An international team of scientists, including researchers from the University of Hawai’i (UH) and Japan’s National Institutes of Natural Sciences Astrobiology Center, has discovered one of the youngest planets ever discovered around a distant infant star.
An international team of scientists led by the University of Hawaii at Manoa faculty, students, and alumni discovered one of the youngest planets ever discovered around a distant infant star. This new planet joins a small group of objects that have advanced our understanding of how planets form and change over time. Observing light from this planet could help scientists figure out its composition, as well as where and how it formed in a long-gone disk of gas and dust orbiting its host star.
According to scientists, the planet and its star formed several million years ago. It is several times the size of Jupiter in terms of mass. It is so young that the energy released during its formation is still heating it up.
The planet and its star formed several million years ago. By analyzing the light from this planet, we can learn about its composition and, possibly, where and how it formed in a long-vanished disk of gas and dust around its host star.
Teruyuki Hirano
Thousands of planets have been discovered around other stars, but this one stands out because it is newly formed and can be observed directly. The planet, known as 2M0437b, joins a small group of objects that are advancing our understanding of how planets form and change over time, shedding new light on the Solar System and Earth’s origins. The detailed study was recently published in the Royal Astronomical Society’s Monthly Notices.
Teruyuki Hirano, a visiting researcher at the University of Hawaii Institute for Astronomy (IfA), discovered this infant planet in 2018 using the Subaru Telescope on Maunakea. It has been carefully studied for several years using other telescopes on Mauna Kea.
“This fortuitous discovery adds to an elite list of planets that we can directly observe with our telescopes,” said lead author Eric Gaidos, a professor in the Department of Earth Sciences at the University of Hawaii at Manoa. “By analyzing the light from this planet, we can learn about its composition and, possibly, where and how it formed in a long-vanished disk of gas and dust around its host star.”
The planet is thought to be a few times more massive than Jupiter, and it formed with its star several million years ago, around the time the main Hawaiian Islands first emerged above the ocean. The planet is so young that the energy released during its formation has kept it hot, with temperatures comparable to lava erupting from Kilauea Volcano.
Key Maunakea telescopes
Teruyuki Hirano, a visiting researcher at the University of Hawaii Institute for Astronomy (IfA), discovered 2M0437b with the Subaru Telescope on Maunakea in 2018. It has been carefully studied for several years using other telescopes on the mauna.
Gaidos and his colleagues used Maunakea’s Keck Observatory to track the host star’s position as it moved across the sky, confirming that planet 2M0437b was, in fact, a companion to the star and not a more distant object.

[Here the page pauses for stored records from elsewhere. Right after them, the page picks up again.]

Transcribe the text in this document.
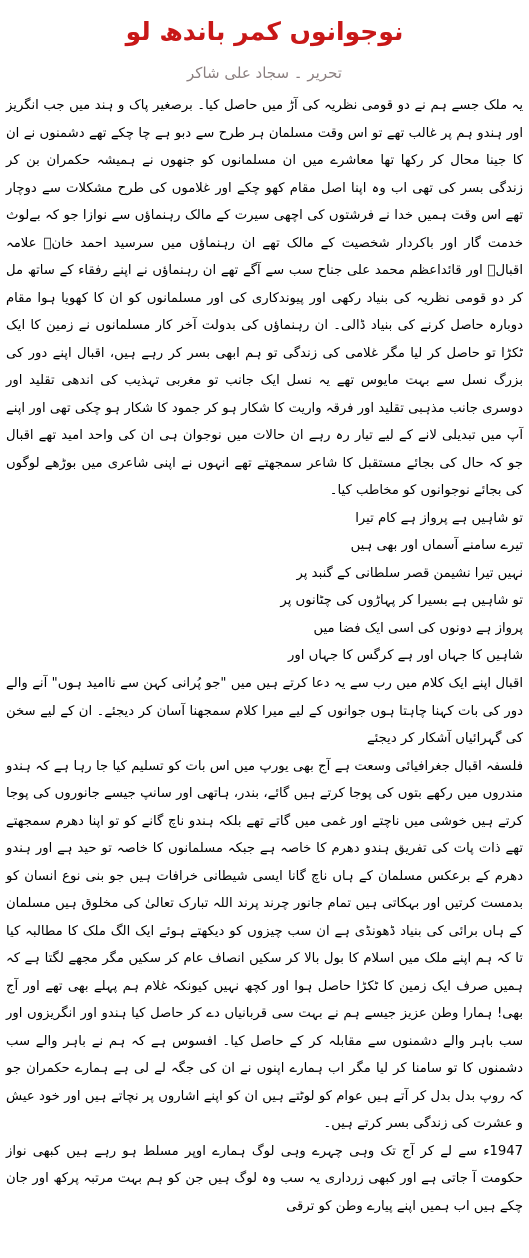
نوجوانوں کمر باندھ لو
تحریر ۔ سجاد علی شاکر

یہ ملک جسے ہم نے دو قومی نظریہ کی آڑ میں حاصل کیا۔ برصغیر پاک و ہند میں جب انگریز اور ہندو ہم پر غالب تھے تو اس وقت مسلمان ہر طرح سے دبو ہے چا چکے تھے دشمنوں نے ان کا جینا محال کر رکھا تھا معاشرے میں ان مسلمانوں کو جنھوں نے ہمیشہ حکمران بن کر زندگی بسر کی تھی اب وہ اپنا اصل مقام کھو چکے اور غلاموں کی طرح مشکلات سے دوچار تھے اس وقت ہمیں خدا نے فرشتوں کی اچھی سیرت کے مالک رہنماؤں سے نوازا جو کہ بےلوث خدمت گار اور باکردار شخصیت کے مالک تھے ان رہنماؤں میں سرسید احمد خانؒ علامہ اقبالؒ اور قائداعظم محمد علی جناح سب سے آگے تھے ان رہنماؤں نے اپنے رفقاء کے ساتھ مل کر دو قومی نظریہ کی بنیاد رکھی اور پیوندکاری کی اور مسلمانوں کو ان کا کھویا ہوا مقام دوبارہ حاصل کرنے کی بنیاد ڈالی۔ ان رہنماؤں کی بدولت آخر کار مسلمانوں نے زمین کا ایک ٹکڑا تو حاصل کر لیا مگر غلامی کی زندگی تو ہم ابھی بسر کر رہے ہیں، اقبال اپنے دور کی بزرگ نسل سے بہت مایوس تھے یہ نسل ایک جانب تو مغربی تہذیب کی اندھی تقلید اور دوسری جانب مذہبی تقلید اور فرقہ واریت کا شکار ہو کر جمود کا شکار ہو چکی تھی اور اپنے آپ میں تبدیلی لانے کے لیے تیار رہ رہے ان حالات میں نوجوان ہی ان کی واحد امید تھے اقبال جو کہ حال کی بجائے مستقبل کا شاعر سمجھتے تھے انہوں نے اپنی شاعری میں بوڑھے لوگوں کی بجائے نوجوانوں کو مخاطب کیا۔

تو شاہیں ہے پرواز ہے کام تیرا
تیرے سامنے آسماں اور بھی ہیں
نہیں تیرا نشیمن قصر سلطانی کے گنبد پر
تو شاہیں ہے بسیرا کر پہاڑوں کی چٹانوں پر
پرواز ہے دونوں کی اسی ایک فضا میں
شاہیں کا جہاں اور ہے کرگس کا جہاں اور

اقبال اپنے ایک کلام میں رب سے یہ دعا کرتے ہیں میں "جو پُرانی کہن سے ناامید ہوں" آنے والے دور کی بات کہنا چاہتا ہوں جوانوں کے لیے میرا کلام سمجھنا آسان کر دیجئے۔ ان کے لیے سخن کی گہرائیاں آشکار کر دیجئے

فلسفہ اقبال جغرافیائی وسعت ہے آج بھی یورپ میں اس بات کو تسلیم کیا جا رہا ہے کہ ہندو مندروں میں رکھے بتوں کی پوجا کرتے ہیں گائے، بندر، ہاتھی اور سانپ جیسے جانوروں کی پوجا کرتے ہیں خوشی میں ناچتے اور غمی میں گاتے تھے بلکہ ہندو ناچ گانے کو تو اپنا دھرم سمجھتے تھے ذات پات کی تفریق ہندو دھرم کا خاصہ ہے جبکہ مسلمانوں کا خاصہ تو حید ہے اور ہندو دھرم کے برعکس مسلمان کے ہاں ناچ گانا ایسی شیطانی خرافات ہیں جو بنی نوع انسان کو بدمست کرتیں اور بہکاتی ہیں تمام جانور چرند پرند اللہ تبارک تعالیٰ کی مخلوق ہیں مسلمان کے ہاں برائی کی بنیاد ڈھونڈی ہے ان سب چیزوں کو دیکھتے ہوئے ایک الگ ملک کا مطالبہ کیا تا کہ ہم اپنے ملک میں اسلام کا بول بالا کر سکیں انصاف عام کر سکیں مگر مجھے لگتا ہے کہ ہمیں صرف ایک زمین کا ٹکڑا حاصل ہوا اور کچھ نہیں کیونکہ غلام ہم پہلے بھی تھے اور آج بھی! ہمارا وطن عزیز جیسے ہم نے بہت سی قربانیاں دے کر حاصل کیا ہندو اور انگریزوں اور سب باہر والے دشمنوں سے مقابلہ کر کے حاصل کیا۔ افسوس ہے کہ ہم نے باہر والے سب دشمنوں کا تو سامنا کر لیا مگر اب ہمارے اپنوں نے ان کی جگہ لے لی ہے ہمارے حکمران جو کہ روپ بدل بدل کر آتے ہیں عوام کو لوٹتے ہیں ان کو اپنے اشاروں پر نچاتے ہیں اور خود عیش و عشرت کی زندگی بسر کرتے ہیں۔

1947ء سے لے کر آج تک وہی چہرے وہی لوگ ہمارے اوپر مسلط ہو رہے ہیں کبھی نواز حکومت آ جاتی ہے اور کبھی زرداری یہ سب وہ لوگ ہیں جن کو ہم بہت مرتبہ پرکھ اور جان چکے ہیں اب ہمیں اپنے پیارے وطن کو ترقی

Because the star moves slowly across the sky, the observations took three years.
The planet and its parent star are located in the Taurus Cloud, a stellar “nursery.” 2M0437b has a much wider orbit than the planets in our Solar System, with a current separation of about 100 times the Earth-Sun distance, making it easier to observe. To compensate for the image distortion caused by the Earth’s atmosphere, sophisticated “adaptive” optics are still required.
“To make this discovery, two of the world’s largest telescopes, adaptive optics technology, and Maunakea’s clear skies were all required,” said co-author Michael Liu, an astronomer at IfA. “We are all looking forward to more such discoveries, as well as more detailed studies of such planets using future technologies and telescopes.”
Future research potential
More in-depth research on the newly discovered planet may not be far away. “Observations using space telescopes like NASA’s Hubble Space Telescope and the soon-to-be-launched James Webb Space Telescope could identify gases in its atmosphere and reveal whether the planet has a moon-forming disk,” Gaidos added.
The star 2M0437b orbits is too faint to see with the naked eye, but the young planet and other infant stars in the Taurus Cloud are almost directly overhead in the pre-dawn hours from Hawaii, north of the bright star Hokuula (Aldeberan) and east of the Makalii (Pleiades) star cluster.